The endpoint operates on the page's visible body text. <script> and <style> blocks are stripped before counting. Common stop words are filtered from the keyword list so the top entries are content words, not "the" / "and" / "of".

Examples

curl

curl -G "https://seo.toolkitapi.io/v1/seo/keyword-density" \
  -H "x-api-key: $TOOLKIT_API_KEY" \
  --data-urlencode "url=https://example.com/blog/post"

Python

import requests

resp = requests.get(
    "https://seo.toolkitapi.io/v1/seo/keyword-density",
    params={"url": "https://example.com/blog/post"},
    headers={"x-api-key": API_KEY},
    timeout=30,
)
data = resp.json()

print(f"{data['word_count']} words, "
      f"{data['sentence_count']} sentences, "
      f"avg {data['avg_sentence_length']} words/sentence")
print(f"Flesch Reading Ease: {data['flesch_reading_ease']}")
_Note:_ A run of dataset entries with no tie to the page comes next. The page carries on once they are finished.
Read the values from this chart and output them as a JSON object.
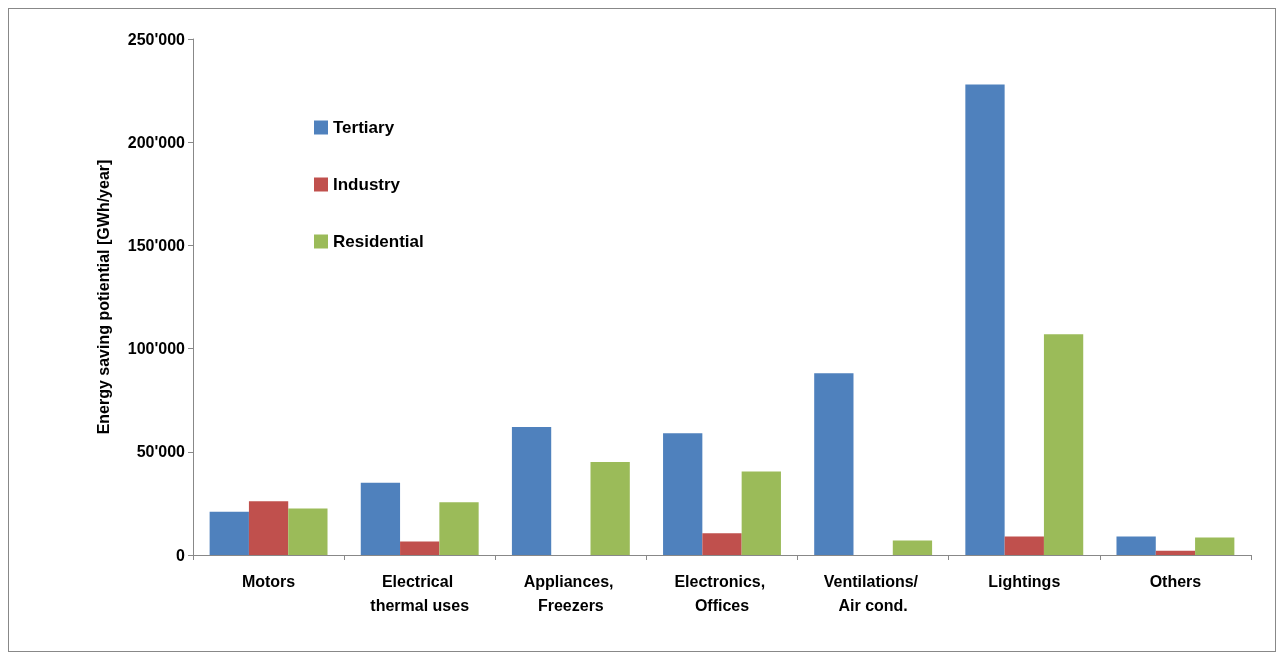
{
  "chart_data": {
    "type": "bar",
    "ylabel": "Energy saving potiential [GWh/year]",
    "categories": [
      "Motors",
      "Electrical thermal uses",
      "Appliances, Freezers",
      "Electronics, Offices",
      "Ventilations/ Air cond.",
      "Lightings",
      "Others"
    ],
    "series": [
      {
        "name": "Tertiary",
        "color": "#4f81bd",
        "values": [
          21000,
          35000,
          62000,
          59000,
          88000,
          228000,
          9000
        ]
      },
      {
        "name": "Industry",
        "color": "#c0504d",
        "values": [
          26000,
          6500,
          null,
          10500,
          null,
          9000,
          2000
        ]
      },
      {
        "name": "Residential",
        "color": "#9bbb59",
        "values": [
          22500,
          25500,
          45000,
          40500,
          7000,
          107000,
          8500
        ]
      }
    ],
    "ylim": [
      0,
      250000
    ],
    "yticks": [
      {
        "value": 0,
        "label": "0"
      },
      {
        "value": 50000,
        "label": "50'000"
      },
      {
        "value": 100000,
        "label": "100'000"
      },
      {
        "value": 150000,
        "label": "150'000"
      },
      {
        "value": 200000,
        "label": "200'000"
      },
      {
        "value": 250000,
        "label": "250'000"
      }
    ],
    "grid": false,
    "legend": "top left"
  }
}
# Flag any single keyword above 4% density (rough stuffing threshold)
for kw in data["top_keywords"][:10]:
    flag = "  ⚠️" if kw["density_percent"] > 4 else ""
    print(f"  {kw['word']:<20} {kw['count']:>4}  {kw['density_percent']:.2f}%{flag}")

JavaScript

const url = new URL("https://seo.toolkitapi.io/v1/seo/keyword-density");
url.searchParams.set("url", "https://example.com/blog/post");

const resp = await fetch(url, {
  headers: { "x-api-key": process.env.TOOLKIT_API_KEY },
});
const data = await resp.json();

console.log(
  `${data.word_count} words · ${data.sentence_count} sentences · ` +
    `Flesch ${data.flesch_reading_ease}`,
);

const stuffing = data.top_keywords.filter((k) => k.density_percent > 4);
if (stuffing.length) {
  console.warn("Possible keyword stuffing:", stuffing);
}

Example Response

{
  "url": "https://example.com/blog/post",
  "word_count": 842,
  "sentence_count": 47,
  "avg_sentence_length": 17.91,
  "flesch_reading_ease": 62.4,
  "top_keywords": [
    { "word": "deploy",      "count": 24, "density_percent": 2.85 },
    { "word": "kubernetes",  "count": 19, "density_percent": 2.26 },
    { "word": "cluster",     "count": 17, "density_percent": 2.02 },
    { "word": "service",     "count": 14, "density_percent": 1.66 },
    { "word": "config",      "count": 12, "density_percent": 1.43 }
  ]
}

Reading the Score

Flesch Reading Ease is a 0–100 scale; higher is easier:

Score Description
90–100 Very easy (5th grade)
80–89 Easy
70–79 Fairly easy
60–69 Plain English (8th–9th grade)
50–59 Fairly difficult
30–49 Difficult (college level)
0–29 Very confusing (college graduate)

For a marketing landing page, aim for 60+. For long-form developer content, 30–60 is normal.

Notes

  • top_keywords is bounded server-side; expect roughly the top 10–25 content words back, not the full distribution.
  • Pages with very little visible content (e.g. SPA shells before hydration) will return tiny word_count values and a flesch_reading_ease that isn't meaningful — the endpoint does not execute JavaScript.
  • Each call goes through the same SSRF guard as /v1/seo/audit; private/loopback hosts are rejected with 400.